The federal government has no business trying to engineer the purchasing behaviors of individual consumers in a free society. It’s simply unfair.
To add injury to insult, the Marketplace Fairness Act undermines state sovereignty and allows for taxation without representation in five major ways:
• Under the Marketplace Fairness Act, a state would be allowed to reach beyond its borders to collect taxes from unrepresented businesses in other states. Further, the legislation would favor some states over others, since not all states collect sales taxes.
• The Act would create an unfair burden on online sellers, which would be forced to wade through tax legislation for all states, cities and towns where they do business. This burden would prove virtually impossible for most small businesses. In fact, in an open letter against the bill, signed by multiple grassroots organizations, the R Street Institute pointed out that there are 9,600 separate taxing jurisdictions in the United States. Forcing businesses to comply with taxes on that scale goes directly against the Commerce Clause of the U.S. Constitution, which protects against an unreasonable burden on interstate commerce.
• Far from being “fair,” the Act would give big businesses an unfair advantage over small online businesses, which will have a much harder time paying the required taxes in each state where their customers reside. Recognizing its competitive advantage over smaller businesses, online giant retailer Amazon has come out in favor of the bill, though it traditionally opposed Internet sales taxes.
· While the bill does exempt small businesses earning less than $1 million per year from tax collection, “small business” as defined by the provision is a far cry from the Small Business Association’s standard, which can reach $30 million. Supporters argue the bill will save mom-and-pop businesses, but in reality it kills healthy competition.
• The Marketplace Fairness Act will undermine consumer privacy. Currently, states cannot ask out-of-state retailers for information on their customers, but under the Act, this would no longer be the case. Given that businesses and state revenue boards already have a dismal history of losing people’s private information, consumers should be concerned.
• In his effort to leap-frog the Act onto the Senate floor, Harry Reid has bypassed the usual voting process of the Senate Finance Committee, which is largely opposed to the bill. This closed-door power play is wrong. At the very least, the bill should go through the full decision process, especially since it will have such wide impact on U.S. citizens and businesses.

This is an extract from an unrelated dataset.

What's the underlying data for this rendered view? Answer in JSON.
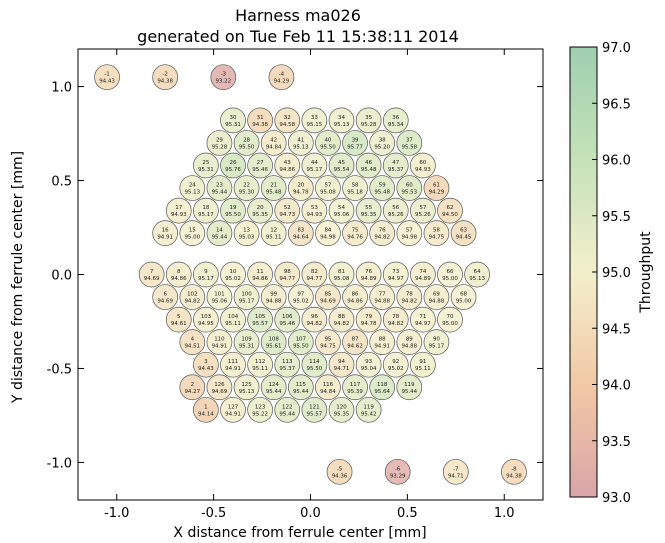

Using a closed legislative process to expand taxing authority and sacrifice free competition in the name of “fairness and equal opportunity for all” is a lesson in poetic irony. The Marketplace Fairness Act is anything but fair for small businesses, and it will stand in the way of the growth and recovery that the U.S. economy desperately needs.
Grassroots organizations are united in their opposition to this unfair legislation, and our elected representatives would do well to pay attention and press “cancel” on this legislative order.